Mathematical PageRanks for a simple network, expressed as percentages. (Google uses a logarithmic scale.) Page C has a higher PageRank than Page E, even though there are fewer links to C; the one link to C comes from an important page and hence is of high value. If web surfers who start on a random page have an 85% likelihood of choosing a random link from the page they are currently visiting, and a 15% likelihood of jumping to a page chosen at random from the entire web, they will reach Page E 8.1% of the time. (The 15% likelihood of jumping to an arbitrary page corresponds to a damping factor of 85%.) Without damping, all web surfers would eventually end up on Pages A, B, or C, and all other pages would have PageRank zero. In the presence of damping, Page A effectively links to all pages in the web, even though it has no outgoing links of its own.

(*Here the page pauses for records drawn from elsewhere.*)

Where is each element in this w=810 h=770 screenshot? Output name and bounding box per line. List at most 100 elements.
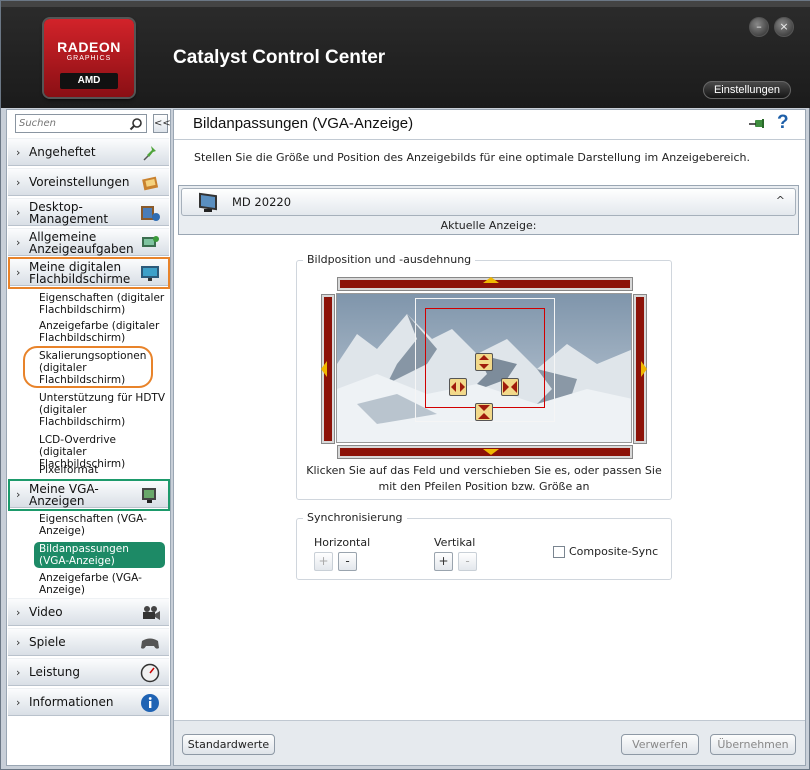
monitor-icon	[199, 192, 217, 212]
title-bar: RADEON GRAPHICS AMD Catalyst Control Cen…	[1, 1, 810, 108]
image-position-preview[interactable]	[321, 277, 647, 459]
gamepad-icon	[141, 638, 159, 649]
horizontal-arrows-icon	[451, 382, 465, 392]
sync-group: Synchronisierung Horizontal + - Vertikal…	[296, 511, 672, 580]
sidebar-item-desktop-management[interactable]: › Desktop-Management	[8, 198, 169, 226]
close-button[interactable]: ×	[774, 17, 794, 37]
sidebar-item-label: Voreinstellungen	[29, 175, 130, 189]
vertical-arrows-icon	[479, 355, 489, 369]
horizontal-minus-button[interactable]: -	[338, 552, 357, 571]
sidebar-item-performance[interactable]: › Leistung	[8, 658, 169, 686]
logo-amd: AMD	[60, 73, 118, 89]
pin-icon	[143, 146, 156, 161]
horizontal-plus-button[interactable]: +	[314, 552, 333, 571]
right-edge-marker	[641, 361, 647, 377]
sidebar-item-display-tasks[interactable]: › Allgemeine Anzeigeaufgaben	[8, 228, 169, 256]
sidebar-item-information[interactable]: › Informationen	[8, 688, 169, 716]
chevron-right-icon: ›	[16, 146, 21, 159]
main-panel: Bildanpassungen (VGA-Anzeige) ? Stellen …	[173, 109, 806, 766]
logo-radeon: RADEON	[57, 39, 121, 55]
inward-vertical-icon	[478, 405, 490, 419]
chevron-right-icon: ›	[16, 696, 21, 709]
sidebar-item-label: Leistung	[29, 665, 80, 679]
sidebar-subitem-digital-properties[interactable]: Eigenschaften (digitaler Flachbildschirm…	[39, 292, 165, 316]
vertical-plus-button[interactable]: +	[434, 552, 453, 571]
sidebar-subitem-digital-color[interactable]: Anzeigefarbe (digitaler Flachbildschirm)	[39, 320, 165, 344]
app-title: Catalyst Control Center	[173, 47, 386, 68]
sidebar-subitem-pixel-format[interactable]: Pixelformat	[39, 464, 165, 476]
title-divider	[174, 139, 805, 140]
sidebar-item-games[interactable]: › Spiele	[8, 628, 169, 656]
search-box[interactable]	[15, 114, 147, 133]
minimize-button[interactable]: –	[749, 17, 769, 37]
info-icon	[141, 694, 159, 712]
display-name: MD 20220	[232, 195, 292, 209]
highlight-box-orange	[8, 257, 170, 289]
move-horizontal-button[interactable]	[449, 378, 467, 396]
inward-horizontal-icon	[503, 381, 517, 393]
radeon-logo: RADEON GRAPHICS AMD	[44, 19, 134, 97]
logo-graphics: GRAPHICS	[66, 55, 112, 62]
shrink-horizontal-button[interactable]	[501, 378, 519, 396]
sidebar-item-label: Informationen	[29, 695, 114, 709]
position-group-label: Bildposition und -ausdehnung	[303, 253, 476, 266]
sidebar-item-pinned[interactable]: › Angeheftet	[8, 138, 169, 166]
sidebar-item-label: Angeheftet	[29, 145, 96, 159]
help-icon[interactable]: ?	[777, 112, 789, 134]
bottom-edge-marker	[483, 449, 499, 455]
move-vertical-button[interactable]	[475, 353, 493, 371]
current-display-label: Aktuelle Anzeige:	[440, 219, 537, 232]
vertical-label: Vertikal	[434, 536, 476, 549]
chevron-up-icon[interactable]: ^	[776, 194, 785, 207]
position-group: Bildposition und -ausdehnung Klicken Sie…	[296, 253, 672, 500]
top-edge-marker	[483, 277, 499, 283]
sidebar-subitem-vga-properties[interactable]: Eigenschaften (VGA-Anzeige)	[39, 513, 165, 537]
sidebar-item-presets[interactable]: › Voreinstellungen	[8, 168, 169, 196]
horizontal-label: Horizontal	[314, 536, 371, 549]
collapse-sidebar-button[interactable]: <<	[153, 114, 171, 133]
vertical-minus-button[interactable]: -	[458, 552, 477, 571]
search-icon[interactable]	[129, 117, 143, 131]
display-selector[interactable]: MD 20220 ^ Aktuelle Anzeige:	[178, 185, 799, 235]
sidebar: << › Angeheftet › Voreinstellungen › Des…	[6, 109, 171, 766]
chevron-right-icon: ›	[16, 206, 21, 219]
chevron-right-icon: ›	[16, 606, 21, 619]
sync-group-label: Synchronisierung	[303, 511, 407, 524]
sidebar-item-video[interactable]: › Video	[8, 598, 169, 626]
left-edge-marker	[321, 361, 327, 377]
apply-button[interactable]: Übernehmen	[710, 734, 796, 755]
settings-button[interactable]: Einstellungen	[703, 81, 791, 99]
highlight-box-green	[8, 479, 170, 511]
pin-page-icon[interactable]	[748, 117, 766, 131]
sidebar-item-label: Desktop-Management	[29, 200, 109, 226]
presets-icon	[142, 176, 159, 191]
discard-button[interactable]: Verwerfen	[621, 734, 699, 755]
app-window: RADEON GRAPHICS AMD Catalyst Control Cen…	[0, 0, 810, 770]
display-dropdown[interactable]: MD 20220 ^	[181, 188, 796, 216]
footer-bar: Standardwerte Verwerfen Übernehmen	[174, 720, 805, 765]
sidebar-item-label: Spiele	[29, 635, 66, 649]
desktop-icon	[141, 206, 160, 221]
chevron-right-icon: ›	[16, 236, 21, 249]
defaults-button[interactable]: Standardwerte	[182, 734, 275, 755]
video-camera-icon	[143, 606, 160, 620]
page-description: Stellen Sie die Größe und Position des A…	[194, 151, 750, 164]
search-input[interactable]	[16, 115, 126, 132]
display-tasks-icon	[142, 236, 159, 247]
chevron-right-icon: ›	[16, 666, 21, 679]
gauge-icon	[140, 663, 160, 683]
sidebar-subitem-vga-color[interactable]: Anzeigefarbe (VGA-Anzeige)	[39, 572, 165, 596]
sidebar-subitem-image-adjustments[interactable]: Bildanpassungen (VGA-Anzeige)	[34, 542, 165, 568]
chevron-right-icon: ›	[16, 636, 21, 649]
shrink-vertical-button[interactable]	[475, 403, 493, 421]
chevron-right-icon: ›	[16, 176, 21, 189]
position-hint-line1: Klicken Sie auf das Feld und verschieben…	[306, 464, 662, 477]
sidebar-subitem-hdtv-support[interactable]: Unterstützung für HDTV (digitaler Flachb…	[39, 392, 165, 428]
composite-sync-checkbox[interactable]	[553, 546, 565, 558]
position-hint: Klicken Sie auf das Feld und verschieben…	[297, 463, 671, 495]
page-title: Bildanpassungen (VGA-Anzeige)	[193, 115, 414, 132]
sidebar-item-label: Video	[29, 605, 63, 619]
position-hint-line2: mit den Pfeilen Position bzw. Größe an	[378, 480, 590, 493]
composite-sync-label[interactable]: Composite-Sync	[569, 545, 658, 558]
sidebar-item-label: Allgemeine Anzeigeaufgaben	[29, 230, 134, 256]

The name "PageRank" is a trademark of Google, and the PageRank process has been patented (U.S. Patent 6,285,999). However, the patent is assigned to Stanford University and not to Google. Google has exclusive license rights on the patent from Stanford University. The university received 1.8 million shares of Google in exchange for use of the patent; the shares were sold in 2005 for $336 million.[2][3]
Contents |
Description
A PageRank results from a mathematical algorithm based on the webgraph, created by all World Wide Web pages as nodes and hyperlinks as edges, taking into consideration authority hubs such as cnn.com or usa.gov. The rank value indicates an importance of a particular page. A hyperlink to a page counts as a vote of support. The PageRank of a page is defined recursively and depends on the number and PageRank metric of all pages that link to it ("incoming links"). A page that is linked to by many pages with high PageRank receives a high rank itself. If there are no links to a web page there is no support for that page.Numerous academic papers concerning PageRank have been published since Page and Brin's original paper.[4] In practice, the PageRank concept has proven to be vulnerable to manipulation, and extensive research has been devoted to identifying falsely inflated PageRank and ways to ignore links from documents with falsely inflated PageRank.
Other link-based ranking algorithms for Web pages include the HITS algorithm invented by Jon Kleinberg (used by Teoma and now Ask.com), the IBM CLEVER project, and the TrustRank algorithm.
History
PageRank was developed at Stanford University by Larry Page (hence the name Page-Rank[5]) and Sergey Brin as part of a research project about a new kind of search engine.[6] Sergey Brin had the idea that information on the web could be ordered in a hierarchy by "link popularity": a page is ranked higher as there are more links to it.[7] It was co-authored by Rajeev Motwani and Terry Winograd. The first paper about the project, describing PageRank and the initial prototype of the Google search engine, was published in 1998:[4] shortly after, Page and Brin founded Google Inc., the company behind the Google search engine. While just one of many factors that determine the ranking of Google search results, PageRank continues to provide the basis for all of Google's web search tools.[8]PageRank has been influenced by citation analysis, early developed by Eugene Garfield in the 1950s at the University of Pennsylvania, and by Hyper Search, developed by Massimo Marchiori at the University of Padua. In the same year PageRank was introduced (1998), Jon Kleinberg published his important work on HITS. Google's founders cite Garfield, Marchiori, and Kleinberg in their original paper.[4]
A small search engine called "RankDex" from IDD Information Services designed by Robin Li was, since 1996, already exploring a similar strategy for site-scoring and page ranking.[9] The technology in RankDex would be patented by 1999[10] and used later when Li founded Baidu in China.[11][12] Li's work would be referenced by some of Larry Page's U.S. patents for his Google search methods.[13]